NEW YORK, NY.- Kristen Lorello opened a solo exhibition of new works on paper by Brooklyn-based artist Takuji Hamanaka. This is the artist's third solo exhibition at the gallery and includes abstract compositions comprised of small pieces of precisely collaged papers printed in the traditional Japanese Bokashi woodblock printing technique. In this technique, a woodblock is inked unevenly to create a fade of color when pressed onto paper. In this new group of works, Hamanaka has transformed his approach to color. He achieves brilliant hues by layering printed gradients of color over each other onto single papers that he then aligns, cuts, and collages to form dazzling polychrome bands that repeat in different forms. A full-color catalogue is available.
Each composition includes a pattern of irregular shapes separated from a single color background by a blurred outline of beige paper. Whereas in previous works Hamanaka printed a fade of a single color onto paper, in these new works Hamanaka has printed each individual rectangular paper four times with four different tones (two light underlayers and two dark overlayers). He selects particular combinations of the prints and arranges them together vertically into elongated bands. As a result, the colors appear to undulate as one tone fades and then reemerges as an altogether different hue. Movement, the idea of windows and glass, as well as interior architecture and stairs inspire the arrangements of the forms in each composition. As Hamanaka explains,
"I am interested in repetition taking place in abstraction, since repetition resonates with the larger part of the life cycle. I hand print over 1,000 water-based woodcuts in different colors. The next step is to work on drawing on museum board with pencil to indicate the network of lines and shapes that serve as a map. Then I select the colors and woodcuts, and I cut them in shapes and construct the final image as one makes a mosaic work using a sheet of stained glass. I work within a selected limitation of colors and combinations. They are completely different materials, glass and paper, but I consider my work to be hybrid in a way, and I like to think that I shed a new light on the century old craft of Japanese woodcut."

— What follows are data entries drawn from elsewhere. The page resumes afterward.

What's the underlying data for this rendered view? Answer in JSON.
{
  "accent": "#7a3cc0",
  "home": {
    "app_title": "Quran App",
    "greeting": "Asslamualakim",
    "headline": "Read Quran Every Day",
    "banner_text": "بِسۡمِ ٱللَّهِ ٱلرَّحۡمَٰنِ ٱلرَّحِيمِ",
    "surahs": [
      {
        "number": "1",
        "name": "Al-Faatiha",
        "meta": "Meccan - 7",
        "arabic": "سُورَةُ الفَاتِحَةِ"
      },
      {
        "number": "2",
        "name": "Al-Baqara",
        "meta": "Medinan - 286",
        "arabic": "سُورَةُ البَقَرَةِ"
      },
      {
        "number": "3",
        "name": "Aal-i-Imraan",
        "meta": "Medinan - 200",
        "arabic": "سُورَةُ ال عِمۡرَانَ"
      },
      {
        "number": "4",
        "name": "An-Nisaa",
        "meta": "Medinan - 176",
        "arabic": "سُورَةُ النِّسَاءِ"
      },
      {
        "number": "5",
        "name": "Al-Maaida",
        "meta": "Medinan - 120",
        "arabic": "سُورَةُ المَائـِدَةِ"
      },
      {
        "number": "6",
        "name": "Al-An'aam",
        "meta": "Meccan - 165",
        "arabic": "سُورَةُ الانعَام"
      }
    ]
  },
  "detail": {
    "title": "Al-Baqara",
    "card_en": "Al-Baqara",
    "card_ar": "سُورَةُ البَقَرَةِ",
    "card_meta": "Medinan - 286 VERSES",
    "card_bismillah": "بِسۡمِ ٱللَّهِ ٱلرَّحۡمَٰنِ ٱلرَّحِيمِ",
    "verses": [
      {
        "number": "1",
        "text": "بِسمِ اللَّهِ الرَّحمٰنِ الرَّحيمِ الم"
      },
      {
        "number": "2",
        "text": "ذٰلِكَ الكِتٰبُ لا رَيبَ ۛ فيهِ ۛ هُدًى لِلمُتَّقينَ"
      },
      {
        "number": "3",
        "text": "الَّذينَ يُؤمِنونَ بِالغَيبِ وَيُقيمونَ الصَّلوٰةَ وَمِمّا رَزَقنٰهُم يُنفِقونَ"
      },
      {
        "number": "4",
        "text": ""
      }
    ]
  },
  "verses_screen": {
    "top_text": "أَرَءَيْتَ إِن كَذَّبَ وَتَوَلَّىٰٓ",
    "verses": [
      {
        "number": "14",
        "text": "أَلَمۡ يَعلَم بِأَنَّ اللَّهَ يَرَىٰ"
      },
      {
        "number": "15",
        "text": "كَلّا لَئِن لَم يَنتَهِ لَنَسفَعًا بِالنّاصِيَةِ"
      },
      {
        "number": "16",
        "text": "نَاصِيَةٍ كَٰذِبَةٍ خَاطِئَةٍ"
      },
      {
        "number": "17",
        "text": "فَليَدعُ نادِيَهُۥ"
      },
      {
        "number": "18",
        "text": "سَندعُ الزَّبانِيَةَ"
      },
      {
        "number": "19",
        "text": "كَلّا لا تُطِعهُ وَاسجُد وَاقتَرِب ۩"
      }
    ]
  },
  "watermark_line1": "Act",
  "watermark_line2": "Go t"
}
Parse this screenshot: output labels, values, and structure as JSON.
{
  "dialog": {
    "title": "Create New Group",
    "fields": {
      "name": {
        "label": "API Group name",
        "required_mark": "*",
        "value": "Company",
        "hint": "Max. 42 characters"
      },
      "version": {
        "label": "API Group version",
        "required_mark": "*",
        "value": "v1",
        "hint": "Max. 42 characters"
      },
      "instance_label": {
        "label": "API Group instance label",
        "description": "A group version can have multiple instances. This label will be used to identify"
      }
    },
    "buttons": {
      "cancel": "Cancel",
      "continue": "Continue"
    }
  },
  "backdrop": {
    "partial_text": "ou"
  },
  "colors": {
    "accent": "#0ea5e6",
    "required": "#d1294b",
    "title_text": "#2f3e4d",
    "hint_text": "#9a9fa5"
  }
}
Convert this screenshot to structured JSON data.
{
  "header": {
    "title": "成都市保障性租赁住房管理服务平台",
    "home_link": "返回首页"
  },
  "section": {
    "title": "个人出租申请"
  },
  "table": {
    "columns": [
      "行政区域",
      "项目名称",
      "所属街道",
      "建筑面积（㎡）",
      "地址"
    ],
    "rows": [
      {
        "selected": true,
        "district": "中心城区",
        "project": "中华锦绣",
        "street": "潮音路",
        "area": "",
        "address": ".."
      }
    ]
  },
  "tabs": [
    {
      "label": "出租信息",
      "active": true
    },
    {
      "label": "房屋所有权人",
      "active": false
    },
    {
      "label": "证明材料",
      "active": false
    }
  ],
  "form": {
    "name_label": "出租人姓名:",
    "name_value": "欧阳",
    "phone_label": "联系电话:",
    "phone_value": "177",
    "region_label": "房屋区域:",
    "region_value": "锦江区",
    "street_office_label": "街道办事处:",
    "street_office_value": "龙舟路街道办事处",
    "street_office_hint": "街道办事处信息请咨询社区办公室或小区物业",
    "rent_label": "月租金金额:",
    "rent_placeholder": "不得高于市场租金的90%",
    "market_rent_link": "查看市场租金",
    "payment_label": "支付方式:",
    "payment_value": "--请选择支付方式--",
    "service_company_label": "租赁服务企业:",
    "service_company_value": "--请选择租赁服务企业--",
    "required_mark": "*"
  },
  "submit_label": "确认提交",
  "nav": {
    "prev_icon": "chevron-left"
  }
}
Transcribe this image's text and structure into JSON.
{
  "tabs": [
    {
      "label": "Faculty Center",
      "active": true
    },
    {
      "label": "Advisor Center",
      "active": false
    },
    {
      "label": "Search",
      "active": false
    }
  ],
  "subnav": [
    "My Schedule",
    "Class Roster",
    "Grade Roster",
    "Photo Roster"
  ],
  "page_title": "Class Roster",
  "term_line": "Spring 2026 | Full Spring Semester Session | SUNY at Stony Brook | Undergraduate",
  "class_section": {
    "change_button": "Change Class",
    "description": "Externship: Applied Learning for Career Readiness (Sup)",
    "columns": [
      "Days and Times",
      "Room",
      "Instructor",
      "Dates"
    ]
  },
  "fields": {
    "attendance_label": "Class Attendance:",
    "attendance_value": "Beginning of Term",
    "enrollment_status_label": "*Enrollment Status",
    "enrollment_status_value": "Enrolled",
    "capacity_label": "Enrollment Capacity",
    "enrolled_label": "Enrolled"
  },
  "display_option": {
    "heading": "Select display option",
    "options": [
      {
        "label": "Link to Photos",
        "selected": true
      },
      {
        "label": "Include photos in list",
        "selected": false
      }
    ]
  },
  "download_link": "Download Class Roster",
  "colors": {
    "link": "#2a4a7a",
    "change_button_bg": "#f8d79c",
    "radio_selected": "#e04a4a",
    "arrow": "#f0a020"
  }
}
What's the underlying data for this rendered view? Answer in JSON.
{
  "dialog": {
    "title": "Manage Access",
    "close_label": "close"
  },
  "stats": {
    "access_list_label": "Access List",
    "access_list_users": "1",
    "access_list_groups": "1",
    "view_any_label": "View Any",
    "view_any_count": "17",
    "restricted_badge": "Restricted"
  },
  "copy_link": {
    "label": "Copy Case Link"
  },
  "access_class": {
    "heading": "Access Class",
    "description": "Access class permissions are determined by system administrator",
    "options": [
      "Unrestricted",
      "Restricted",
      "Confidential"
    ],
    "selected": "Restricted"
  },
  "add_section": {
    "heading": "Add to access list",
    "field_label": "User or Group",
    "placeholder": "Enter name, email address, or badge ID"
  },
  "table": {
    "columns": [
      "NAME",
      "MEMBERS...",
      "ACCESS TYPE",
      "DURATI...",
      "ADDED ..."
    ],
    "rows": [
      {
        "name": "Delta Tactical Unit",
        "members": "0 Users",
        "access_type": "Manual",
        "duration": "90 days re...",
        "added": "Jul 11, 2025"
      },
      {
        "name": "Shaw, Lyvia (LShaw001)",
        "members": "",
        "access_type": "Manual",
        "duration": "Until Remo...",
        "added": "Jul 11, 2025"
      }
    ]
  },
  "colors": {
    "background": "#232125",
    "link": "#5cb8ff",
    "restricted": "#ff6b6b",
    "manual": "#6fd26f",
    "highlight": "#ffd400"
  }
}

In traditional Japanese woodcut printmaking (Mokuhanga), as in the works of Hokusai and Hiroshige, Bokashi was used to denote spatial depth as in a sky fading from blue to white. It is important to Hamanaka to continue this traditional method of printmaking with a new approach to the material, a concept he refers to as 'trans-placing.' Utilizing the printed papers as the medium of collaged, abstract compositions, Hamanaka creates contemporary visions of color and shape that stimulate the senses and the eye.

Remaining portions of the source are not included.